Results: After adjustments for sociodemographic factors, smoking, body mass index, blood pressure, depression, and alcohol use disorders, subjects with trauma history had higher odds ratios (ORs) for angina pectoris and heart failure (OR = 1.2; 95% Confidence Interval [CI] = 1.1–1.3), stroke (OR = 1.2; 95 CI = 1.0–1.5), bronchitis, asthma, renal disease, and polyarthritis (ORs between 1.1and 1.3) compared with nontraumatized participants. The PTSD positive subsample had increased ORs for angina (OR = 2.4; 95% CI = 1.3–4.5), heart failure (OR = 3.4; 95% CI = 1.9–6.0), bronchitis, asthma, liver, and peripheral arterial disease (ORs, range = 2.5–3.1).

Conclusions: Our findings suggest a strong association between PTSD and cardiovascular and pulmonary diseases. Particular diagnostic and treatment attention should be paid to physical illness in PTSD positive patients in primary care, medical, and mental health settings.

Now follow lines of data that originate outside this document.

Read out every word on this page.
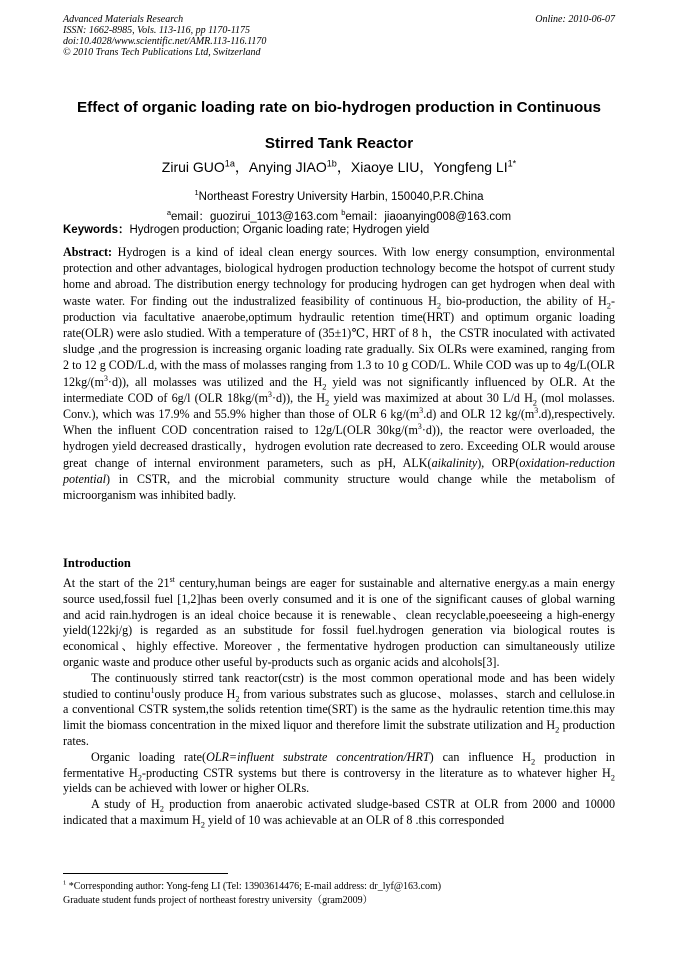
Advanced Materials Research	Online: 2010-06-07
ISSN: 1662-8985, Vols. 113-116, pp 1170-1175
doi:10.4028/www.scientific.net/AMR.113-116.1170
© 2010 Trans Tech Publications Ltd, Switzerland
Effect of organic loading rate on bio-hydrogen production in Continuous
Stirred Tank Reactor
Zirui $GUO^{1a}$，Anying $JIAO^{1b}$，Xiaoye LIU，Yongfeng $LI^{1*}$
$^1$Northeast Forestry University Harbin, 150040,P.R.China
$^a$email：guozirui_1013@163.com $^b$email：jiaoanying008@163.com
Keywords：Hydrogen production; Organic loading rate; Hydrogen yield
Abstract: Hydrogen is a kind of ideal clean energy sources. With low energy consumption, environmental protection and other advantages, biological hydrogen production technology become the hotspot of current study home and abroad. The distribution energy technology for producing hydrogen can get hydrogen when deal with waste water. For finding out the industralized feasibility of continuous $H_2$ bio-production, the ability of $H_2$-production via facultative anaerobe,optimum hydraulic retention time(HRT) and optimum organic loading rate(OLR) were aslo studied. With a temperature of (35±1)℃, HRT of 8 h，the CSTR inoculated with activated sludge ,and the progression is increasing organic loading rate gradually. Six OLRs were examined, ranging from 2 to 12 g COD/L.d, with the mass of molasses ranging from 1.3 to 10 g COD/L. While COD was up to 4g/L(OLR $12kg/(m^3\cdot d)$), all molasses was utilized and the $H_2$ yield was not significantly influenced by OLR. At the intermediate COD of 6g/l (OLR $18kg/(m^3\cdot d)$), the $H_2$ yield was maximized at about 30 L/d $H_2$ (mol molasses. Conv.), which was 17.9% and 55.9% higher than those of OLR 6 $kg/(m^3.d)$ and OLR 12 $kg/(m^3.d),respectively$. When the influent COD concentration raised to 12g/L(OLR $30kg/(m^3\cdot d)$), the reactor were overloaded, the hydrogen yield decreased drastically，hydrogen evolution rate decreased to zero. Exceeding OLR would arouse great change of internal environment parameters, such as pH, ALK(aikalinity), ORP(oxidation-reduction potential) in CSTR, and the microbial community structure would change while the metabolism of microorganism was inhibited badly.
Introduction

At the start of the 21st century,human beings are eager for sustainable and alternative energy.as a main energy source used,fossil fuel [1,2]has been overly consumed and it is one of the significant causes of global warning and acid rain.hydrogen is an ideal choice because it is renewable、clean recyclable,poeeseeing a high-energy yield(122kj/g) is regarded as an substitude for fossil fuel.hydrogen generation via biological routes is economical、highly effective. Moreover , the fermentative hydrogen production can simultaneously utilize organic waste and produce other useful by-products such as organic acids and alcohols[3].

The continuously stirred tank reactor(cstr) is the most common operational mode and has been widely studied to continu$^1$ously produce $H_2$ from various substrates such as glucose、molasses、starch and cellulose.in a conventional CSTR system,the solids retention time(SRT) is the same as the hydraulic retention time.this may limit the biomass concentration in the mixed liquor and therefore limit the substrate utilization and $H_2$ production rates.

Organic loading rate(OLR=influent substrate concentration/HRT) can influence $H_2$ production in fermentative $H_2$-producting CSTR systems but there is controversy in the literature as to whatever higher $H_2$ yields can be achieved with lower or higher OLRs.

A study of $H_2$ production from anaerobic activated sludge-based CSTR at OLR from 2000 and 10000 indicated that a maximum $H_2$ yield of 10 was achievable at an OLR of 8 .this corresponded

$^1$ *Corresponding author: Yong-feng LI (Tel: 13903614476; E-mail address: dr_lyf@163.com)
Graduate student funds project of northeast forestry university（gram2009）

Key Words: trauma • posttraumatic stress disorder (PTSD) • physical health • cardiovascular and pulmonary disease • general population

Abbreviations: PTSD = posttraumatic stress disorder; SHIP = Study of Health in Pomerania; MMSE = Mini Mental State Examination; CID-S = Composite International Diagnostic-Screener; AUD = alcohol use disorder; BMI = body mass index; SPSS = Statistical Package for the Social Sciences.